Most Asthmatic Kids Lack Health Management Plans At School
NEW YORK (Reuters Health) - In Chicago, most kids with asthma or food allergies don’t have a health management form on file at school, a new study shows.
The problem is typical of other cities, too, experts say – and it puts these children at risk.
On the rare occasions when a child has died at school from an acute allergy attack or asthma attack, the children usually did not have a health management plan, or a so-called 504 Plan, on file, said Dr. Ruchi Gupta of the Center for Community Health at the Feinberg School of Medicine at Northwestern University in Chicago. The "504" in "504 plan" refers to Section 504 of the Rehabilitation Act and the Americans with Disabilities Act. The plans are tailored for each child. For kids with asthma or allergies, for example, the plan might include day-to-day medications to be given by the school nurse, how to treat a mild asthma or allergy attack, and how to deal with an acute attack.
“Every school has a system for managing health conditions in schools,” but many kids, especially from low-income or minority families, are not included in the system, Gupta told Reuters Health by phone.

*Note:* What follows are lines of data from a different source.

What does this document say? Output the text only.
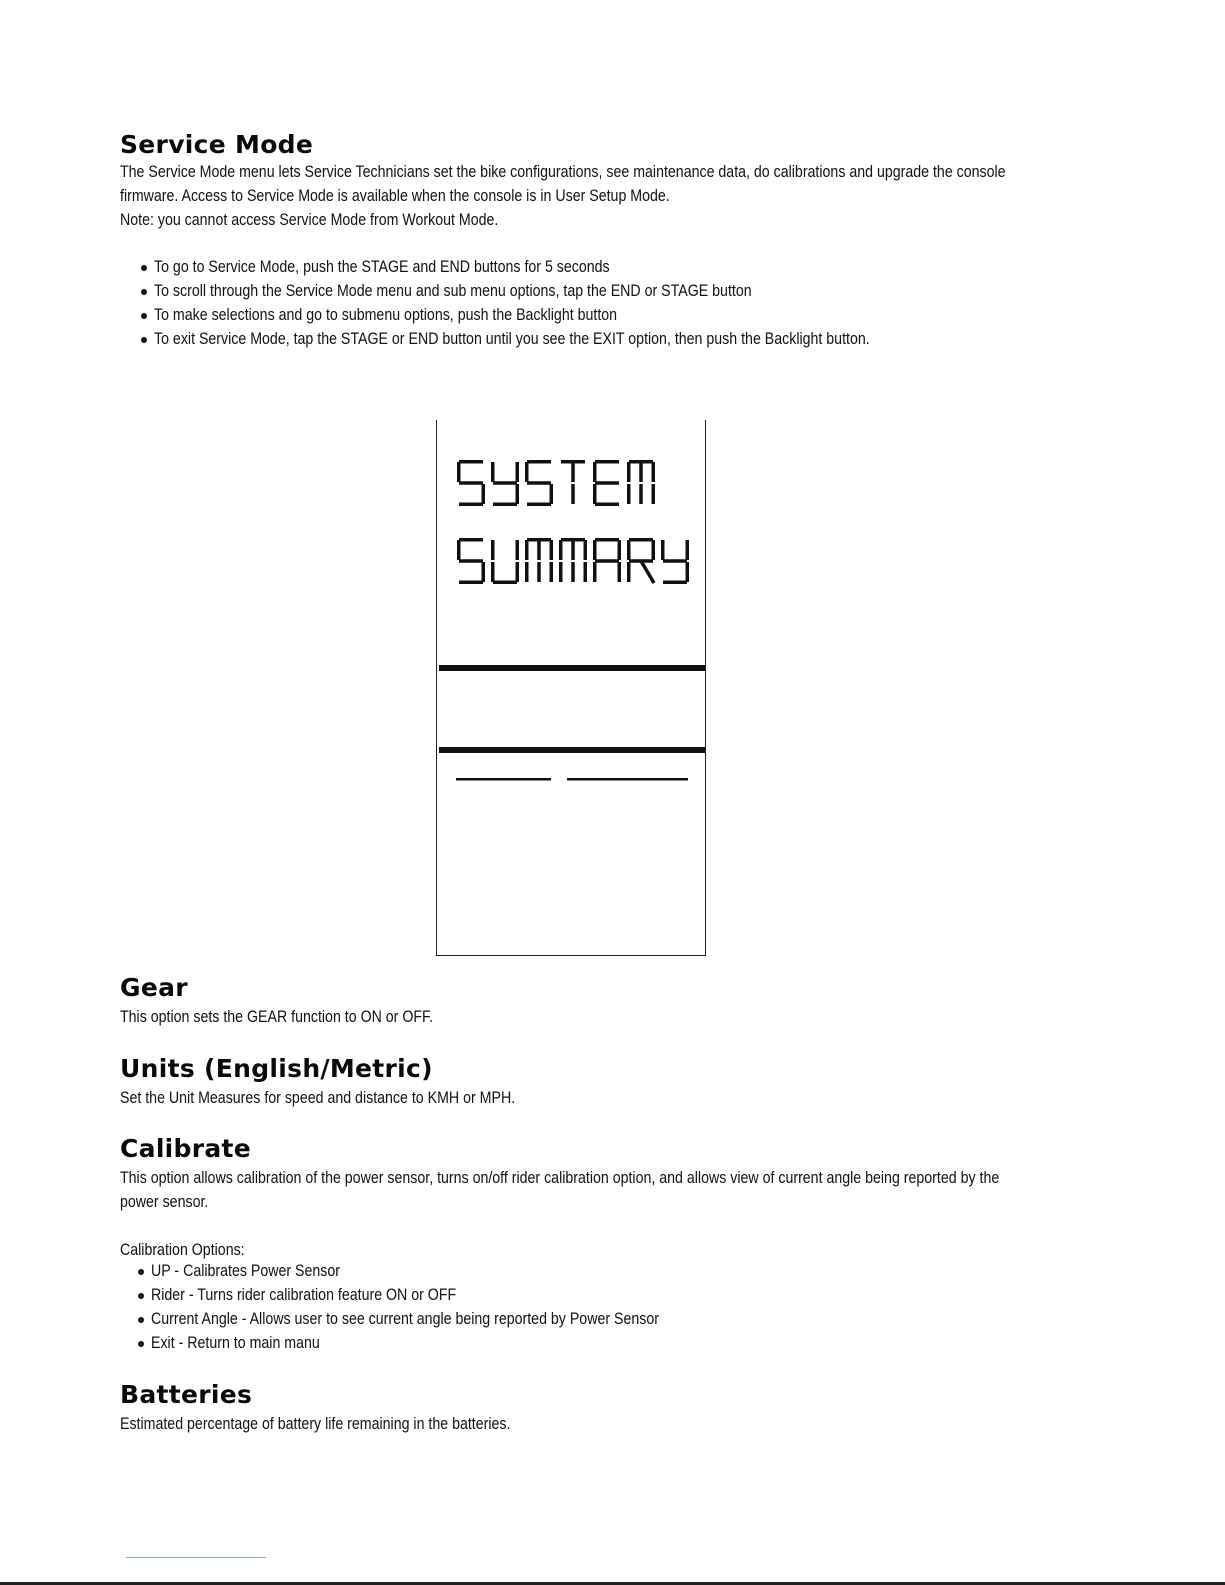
Service Mode

The Service Mode menu lets Service Technicians set the bike configurations, see maintenance data, do calibrations and upgrade the console

firmware. Access to Service Mode is available when the console is in User Setup Mode.

Note: you cannot access Service Mode from Workout Mode.

To go to Service Mode, push the STAGE and END buttons for 5 seconds
To scroll through the Service Mode menu and sub menu options, tap the END or STAGE button
To make selections and go to submenu options, push the Backlight button
To exit Service Mode, tap the STAGE or END button until you see the EXIT option, then push the Backlight button.
Gear

This option sets the GEAR function to ON or OFF.

Units (English/Metric)

Set the Unit Measures for speed and distance to KMH or MPH.

Calibrate

This option allows calibration of the power sensor, turns on/off rider calibration option, and allows view of current angle being reported by the

power sensor.

Calibration Options:

UP - Calibrates Power Sensor
Rider - Turns rider calibration feature ON or OFF
Current Angle - Allows user to see current angle being reported by Power Sensor
Exit - Return to main manu
Batteries

Estimated percentage of battery life remaining in the batteries.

Gupta and colleagues analyzed data from 2012/2013 on more than 400,000 Chicago kids, ages 3 through 18, including 18,287 with asthma and 4,250 with a food allergy. Only a quarter of the asthmatic students and half of those with a food allergy had a 504 Plan on file at school, according to results in the journal Pediatrics.
“We’d love to get that number to 100 percent,” Gupta said.
“If a school doesn’t have (a health management plan) on file, there’s nothing they can do besides call 911. Even if they have albuterol, they can’t give it because they don’t have authorization from the parents,” Dr. Delaney Gracy, chief medical officer for Children's Health Fund in New York City, told Reuters Health by phone.
For an acute asthma attack, the school should immediately call 911, but being able to give the albuterol rescue inhaler before the ambulance arrives could make a critical difference, said Gracy, who was not involved in the new study.
“I think that what they describe happening in Chicago is probably pretty typical for urban environments, especially in lower socioeconomic areas,” Gracy said. “It’s similar to what we see here in New York.” Experts agreed that this is a serious and widespread problem in the U.S.
“If a child has a chronic condition like asthma or food allergies, the clinician needs to be proactive and get you a plan,” Gupta said. Parents, schools and doctors should all strive to have management plans in place for kids with chronic conditions, she said.
“Many times parents do not realize just how significant a problem it is,” said Brenda Clark, NetWellness Program Manager in the College of Public Health at the Ohio State University in Columbus. Clark was not part of the new study. “There is a need for parental education and intervention, that’s a good place to start,” Clark told Reuters Health by phone.
There also needs to be action within school systems, she said.
“Most schools in NYC do have a school nurse,” Gracy said. “More and more elsewhere schools are having to share nurses.” “They’re extremely busy with day to day work, they’re overwhelmed with kids who come into the office sick moment to moment and they don’t have a lot of time for the real case management to identify and go after forms for kids they know are asthmatic,” she said.
Addressing the problem in schools would require better staffing and training and potentially requiring new forms to be filed and updated every year, but those are long-term, system-wide changes, she said.